The relevant contacts are:
- all members of the case’s household (including adults) where there is at least one contact under the age of 4 years who is either unimmunised or partially immunised
- all members of a household where there is a child aged under 12 months, even if the child has had three doses (primary series) of the Hib vaccine
- all members of the case’s household where there is a person with immune suppression
- all staff and children at an early childhood service where two or more cases of Hib have occurred within 60 days.
Antimicrobial prophylaxis is not recommended for:
- occupants of households where there are no children aged under 4 years other than the index case
- occupants of households where all contacts aged under 4 years have completed their immunisation series, including the second-year-of life dose.
Use oral rifampicin 20 mg/kg (maximum 600 mg) daily for 4 days.
Rifampicin is contraindicated in pregnant women. Pregnant women who are a contact should be offered i.m. ceftrioxone (1 gram) daily for 4 days (Ladhani 2009).
When chemoprophylaxis is required at an early childhood service (see above), children and staff should be excluded from the service until prophylaxis has been started. Children entering the group while prophylaxis is being given should also receive it.
Advise all contacts to seek early medical attention if symptoms develop.
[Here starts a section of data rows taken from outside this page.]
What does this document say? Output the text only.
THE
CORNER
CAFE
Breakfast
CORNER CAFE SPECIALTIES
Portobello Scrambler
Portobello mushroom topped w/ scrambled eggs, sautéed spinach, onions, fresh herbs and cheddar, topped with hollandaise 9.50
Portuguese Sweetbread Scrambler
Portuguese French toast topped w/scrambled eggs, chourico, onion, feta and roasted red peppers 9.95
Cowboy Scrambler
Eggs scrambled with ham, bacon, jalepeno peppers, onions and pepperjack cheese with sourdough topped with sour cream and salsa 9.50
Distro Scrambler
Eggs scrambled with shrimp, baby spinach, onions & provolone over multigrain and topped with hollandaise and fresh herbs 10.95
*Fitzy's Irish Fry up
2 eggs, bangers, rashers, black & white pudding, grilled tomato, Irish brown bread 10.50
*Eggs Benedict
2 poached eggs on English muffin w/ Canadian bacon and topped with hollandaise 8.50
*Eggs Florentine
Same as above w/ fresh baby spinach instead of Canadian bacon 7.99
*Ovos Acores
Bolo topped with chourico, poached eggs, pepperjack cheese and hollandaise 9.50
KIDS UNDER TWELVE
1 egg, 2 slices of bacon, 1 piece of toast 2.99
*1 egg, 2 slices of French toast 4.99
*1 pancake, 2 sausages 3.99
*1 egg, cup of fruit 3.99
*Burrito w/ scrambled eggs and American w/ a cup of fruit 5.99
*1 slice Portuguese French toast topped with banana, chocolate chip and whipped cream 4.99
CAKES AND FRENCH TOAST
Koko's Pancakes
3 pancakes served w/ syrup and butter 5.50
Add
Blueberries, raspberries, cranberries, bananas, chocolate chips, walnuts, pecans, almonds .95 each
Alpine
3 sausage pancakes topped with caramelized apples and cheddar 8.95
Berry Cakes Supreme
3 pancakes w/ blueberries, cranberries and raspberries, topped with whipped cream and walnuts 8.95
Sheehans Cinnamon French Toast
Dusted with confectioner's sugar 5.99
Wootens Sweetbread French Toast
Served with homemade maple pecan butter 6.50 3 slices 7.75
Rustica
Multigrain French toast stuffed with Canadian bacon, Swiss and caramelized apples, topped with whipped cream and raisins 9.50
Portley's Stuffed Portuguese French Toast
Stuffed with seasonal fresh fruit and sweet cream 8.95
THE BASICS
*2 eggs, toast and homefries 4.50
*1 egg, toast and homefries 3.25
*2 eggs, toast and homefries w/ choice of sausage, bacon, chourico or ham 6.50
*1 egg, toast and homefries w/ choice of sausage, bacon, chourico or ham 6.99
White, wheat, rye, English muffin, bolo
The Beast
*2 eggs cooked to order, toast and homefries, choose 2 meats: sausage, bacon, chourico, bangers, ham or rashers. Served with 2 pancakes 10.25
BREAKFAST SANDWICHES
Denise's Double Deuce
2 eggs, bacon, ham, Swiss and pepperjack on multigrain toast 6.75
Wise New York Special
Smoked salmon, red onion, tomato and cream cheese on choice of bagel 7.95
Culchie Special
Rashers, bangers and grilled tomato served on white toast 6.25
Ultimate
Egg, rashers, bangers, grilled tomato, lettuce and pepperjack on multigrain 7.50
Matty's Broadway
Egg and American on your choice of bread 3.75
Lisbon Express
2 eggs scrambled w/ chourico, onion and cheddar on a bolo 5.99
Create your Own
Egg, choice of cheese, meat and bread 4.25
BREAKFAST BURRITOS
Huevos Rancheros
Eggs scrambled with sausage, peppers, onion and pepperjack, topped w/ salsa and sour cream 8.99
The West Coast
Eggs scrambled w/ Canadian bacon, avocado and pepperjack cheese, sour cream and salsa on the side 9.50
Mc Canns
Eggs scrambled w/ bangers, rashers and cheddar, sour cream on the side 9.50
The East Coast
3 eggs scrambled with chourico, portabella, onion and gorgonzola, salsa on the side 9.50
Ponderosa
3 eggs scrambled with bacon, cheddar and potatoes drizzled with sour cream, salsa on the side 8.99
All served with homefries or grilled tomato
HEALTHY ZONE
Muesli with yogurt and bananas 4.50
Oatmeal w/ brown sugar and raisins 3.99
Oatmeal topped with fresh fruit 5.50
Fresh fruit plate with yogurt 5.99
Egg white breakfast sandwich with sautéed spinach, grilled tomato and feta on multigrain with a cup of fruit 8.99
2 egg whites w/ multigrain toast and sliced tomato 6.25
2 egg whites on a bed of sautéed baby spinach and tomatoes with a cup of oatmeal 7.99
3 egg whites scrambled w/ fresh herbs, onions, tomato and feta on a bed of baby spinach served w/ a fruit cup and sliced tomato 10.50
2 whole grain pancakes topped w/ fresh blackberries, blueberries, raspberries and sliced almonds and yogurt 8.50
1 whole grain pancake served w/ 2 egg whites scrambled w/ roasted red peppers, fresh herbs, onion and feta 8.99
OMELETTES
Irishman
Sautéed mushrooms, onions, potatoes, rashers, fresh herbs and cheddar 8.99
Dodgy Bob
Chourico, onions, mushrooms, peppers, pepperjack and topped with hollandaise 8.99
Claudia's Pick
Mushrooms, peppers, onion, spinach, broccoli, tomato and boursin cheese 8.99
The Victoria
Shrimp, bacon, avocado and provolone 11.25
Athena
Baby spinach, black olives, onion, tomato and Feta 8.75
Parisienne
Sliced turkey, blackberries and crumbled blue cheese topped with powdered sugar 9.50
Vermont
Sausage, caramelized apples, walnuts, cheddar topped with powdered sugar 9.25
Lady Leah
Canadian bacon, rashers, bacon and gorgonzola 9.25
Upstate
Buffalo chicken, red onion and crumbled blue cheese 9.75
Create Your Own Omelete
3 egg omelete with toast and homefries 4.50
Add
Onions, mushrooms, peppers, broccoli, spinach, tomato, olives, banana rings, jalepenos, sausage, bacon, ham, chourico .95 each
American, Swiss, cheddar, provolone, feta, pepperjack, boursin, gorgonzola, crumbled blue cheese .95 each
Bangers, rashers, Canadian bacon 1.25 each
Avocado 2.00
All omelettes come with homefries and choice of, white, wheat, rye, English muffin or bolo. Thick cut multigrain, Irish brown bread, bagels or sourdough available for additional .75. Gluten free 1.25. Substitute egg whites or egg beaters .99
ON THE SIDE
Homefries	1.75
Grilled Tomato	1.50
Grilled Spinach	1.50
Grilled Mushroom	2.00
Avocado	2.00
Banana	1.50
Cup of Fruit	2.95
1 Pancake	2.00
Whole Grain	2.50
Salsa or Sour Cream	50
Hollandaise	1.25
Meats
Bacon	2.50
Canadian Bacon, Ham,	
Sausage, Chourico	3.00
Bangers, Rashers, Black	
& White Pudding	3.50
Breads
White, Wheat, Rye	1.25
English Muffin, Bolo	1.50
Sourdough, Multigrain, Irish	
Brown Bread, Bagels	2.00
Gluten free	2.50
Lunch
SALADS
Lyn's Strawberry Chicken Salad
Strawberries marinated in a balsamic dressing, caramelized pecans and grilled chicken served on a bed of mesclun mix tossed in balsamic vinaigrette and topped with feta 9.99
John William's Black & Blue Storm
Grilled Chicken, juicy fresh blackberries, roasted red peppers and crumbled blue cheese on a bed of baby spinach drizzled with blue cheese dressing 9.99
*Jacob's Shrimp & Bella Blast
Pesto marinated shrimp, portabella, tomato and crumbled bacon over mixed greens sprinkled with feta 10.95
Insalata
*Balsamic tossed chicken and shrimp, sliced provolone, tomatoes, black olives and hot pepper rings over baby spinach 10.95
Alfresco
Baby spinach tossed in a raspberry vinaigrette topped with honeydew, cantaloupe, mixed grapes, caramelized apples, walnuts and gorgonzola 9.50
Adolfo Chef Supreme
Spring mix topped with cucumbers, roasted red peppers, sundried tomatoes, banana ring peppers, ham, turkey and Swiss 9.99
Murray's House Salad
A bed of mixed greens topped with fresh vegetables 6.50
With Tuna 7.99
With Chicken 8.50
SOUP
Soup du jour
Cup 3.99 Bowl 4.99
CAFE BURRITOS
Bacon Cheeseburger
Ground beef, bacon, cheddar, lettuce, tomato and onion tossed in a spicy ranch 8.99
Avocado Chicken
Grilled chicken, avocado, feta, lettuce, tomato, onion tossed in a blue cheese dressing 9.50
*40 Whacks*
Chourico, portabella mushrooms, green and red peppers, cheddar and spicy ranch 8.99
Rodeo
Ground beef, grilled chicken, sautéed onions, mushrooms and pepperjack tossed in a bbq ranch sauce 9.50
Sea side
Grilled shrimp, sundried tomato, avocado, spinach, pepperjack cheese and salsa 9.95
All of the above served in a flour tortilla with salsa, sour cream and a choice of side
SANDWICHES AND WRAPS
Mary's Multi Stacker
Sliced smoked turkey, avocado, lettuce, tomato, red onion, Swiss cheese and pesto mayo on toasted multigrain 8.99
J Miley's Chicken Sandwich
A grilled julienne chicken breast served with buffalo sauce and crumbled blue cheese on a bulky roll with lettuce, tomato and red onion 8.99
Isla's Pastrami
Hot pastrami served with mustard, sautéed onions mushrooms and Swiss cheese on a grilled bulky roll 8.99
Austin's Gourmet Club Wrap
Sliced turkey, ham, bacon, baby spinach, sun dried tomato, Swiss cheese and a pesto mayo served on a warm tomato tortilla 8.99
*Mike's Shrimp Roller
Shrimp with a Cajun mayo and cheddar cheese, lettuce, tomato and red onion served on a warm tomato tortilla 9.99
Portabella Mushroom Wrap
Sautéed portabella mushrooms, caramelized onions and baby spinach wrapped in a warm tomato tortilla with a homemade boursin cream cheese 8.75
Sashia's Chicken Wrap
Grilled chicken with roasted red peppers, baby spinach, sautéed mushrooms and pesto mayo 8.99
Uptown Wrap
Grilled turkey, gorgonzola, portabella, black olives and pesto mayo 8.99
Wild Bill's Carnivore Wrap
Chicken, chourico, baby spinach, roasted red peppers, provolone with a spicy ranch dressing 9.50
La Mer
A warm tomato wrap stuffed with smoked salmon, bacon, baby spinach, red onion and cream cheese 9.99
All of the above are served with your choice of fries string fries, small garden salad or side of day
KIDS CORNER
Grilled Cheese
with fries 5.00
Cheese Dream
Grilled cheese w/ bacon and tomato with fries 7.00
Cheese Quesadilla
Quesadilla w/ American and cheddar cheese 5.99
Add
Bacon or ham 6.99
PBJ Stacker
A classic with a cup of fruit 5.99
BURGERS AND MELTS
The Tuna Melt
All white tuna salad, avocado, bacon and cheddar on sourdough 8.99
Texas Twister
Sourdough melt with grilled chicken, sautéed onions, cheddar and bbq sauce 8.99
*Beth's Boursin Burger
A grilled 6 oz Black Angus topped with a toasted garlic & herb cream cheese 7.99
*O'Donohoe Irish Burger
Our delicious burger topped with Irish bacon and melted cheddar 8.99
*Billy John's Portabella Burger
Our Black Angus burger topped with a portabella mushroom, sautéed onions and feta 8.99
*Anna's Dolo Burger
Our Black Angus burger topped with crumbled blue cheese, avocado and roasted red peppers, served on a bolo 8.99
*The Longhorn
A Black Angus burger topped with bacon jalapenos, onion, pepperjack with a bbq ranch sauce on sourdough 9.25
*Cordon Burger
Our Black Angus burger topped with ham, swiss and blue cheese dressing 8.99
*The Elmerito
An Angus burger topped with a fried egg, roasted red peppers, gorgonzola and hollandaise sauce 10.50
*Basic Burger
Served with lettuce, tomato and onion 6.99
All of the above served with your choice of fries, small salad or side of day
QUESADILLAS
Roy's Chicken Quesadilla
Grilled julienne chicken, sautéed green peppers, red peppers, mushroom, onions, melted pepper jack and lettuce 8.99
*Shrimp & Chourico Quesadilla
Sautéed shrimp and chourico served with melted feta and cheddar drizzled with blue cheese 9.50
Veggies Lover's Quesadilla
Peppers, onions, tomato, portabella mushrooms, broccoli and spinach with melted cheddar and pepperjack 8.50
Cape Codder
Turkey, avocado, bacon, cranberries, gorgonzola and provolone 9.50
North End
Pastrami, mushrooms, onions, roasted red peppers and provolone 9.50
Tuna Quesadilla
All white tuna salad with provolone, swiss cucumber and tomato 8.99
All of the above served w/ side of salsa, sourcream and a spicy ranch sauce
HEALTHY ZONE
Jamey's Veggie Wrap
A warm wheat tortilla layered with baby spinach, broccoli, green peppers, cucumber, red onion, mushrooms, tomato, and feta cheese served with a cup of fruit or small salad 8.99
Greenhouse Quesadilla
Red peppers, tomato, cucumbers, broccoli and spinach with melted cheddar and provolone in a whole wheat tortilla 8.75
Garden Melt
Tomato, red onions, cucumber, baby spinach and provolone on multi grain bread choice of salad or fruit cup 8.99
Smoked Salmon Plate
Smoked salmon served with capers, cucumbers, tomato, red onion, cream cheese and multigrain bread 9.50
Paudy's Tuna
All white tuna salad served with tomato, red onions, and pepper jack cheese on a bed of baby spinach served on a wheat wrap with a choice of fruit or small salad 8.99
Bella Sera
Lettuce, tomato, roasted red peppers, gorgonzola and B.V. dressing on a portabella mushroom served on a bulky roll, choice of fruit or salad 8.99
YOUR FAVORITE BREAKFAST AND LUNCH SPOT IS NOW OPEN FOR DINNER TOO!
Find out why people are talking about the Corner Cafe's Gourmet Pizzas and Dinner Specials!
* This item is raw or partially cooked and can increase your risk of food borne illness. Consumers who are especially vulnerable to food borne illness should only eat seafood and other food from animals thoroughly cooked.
All children should have their immunisation status checked and, if it is incomplete, should complete their immunisation with an appropriate vaccine containing Hib.
Other control measures
Stress the importance of full immunisation for all children.
Encourage early childhood services to keep up-to-date immunisation records of attending children.
In a cluster or outbreak scenario, a larger group of individuals may need to be offered prophylaxis.
Ensure complete case information is entered into EpiSurv.
If an outbreak occurs, inform the Ministry of Health Communicable Diseases Team and outbreak liaison staff at ESR, and complete the Outbreak Report Form.
- Academy of Pediatrics. 2009. Red Book: Report of the Committee on Infectious Diseases. 28th ed. Chicago: American Academy of Pediatrics.
- Ladhani S, Neely F, Heath PT, et al. 2009. Recommendations for the prevention of secondary Haemophilus influenzae type b(Hib) disease. Journal of Infection 58: 3–14.
- Ministry of Health. 2007. Direct Laboratory Notification of Communicable Diseases: National guidelines. Wellington: Ministry of Health.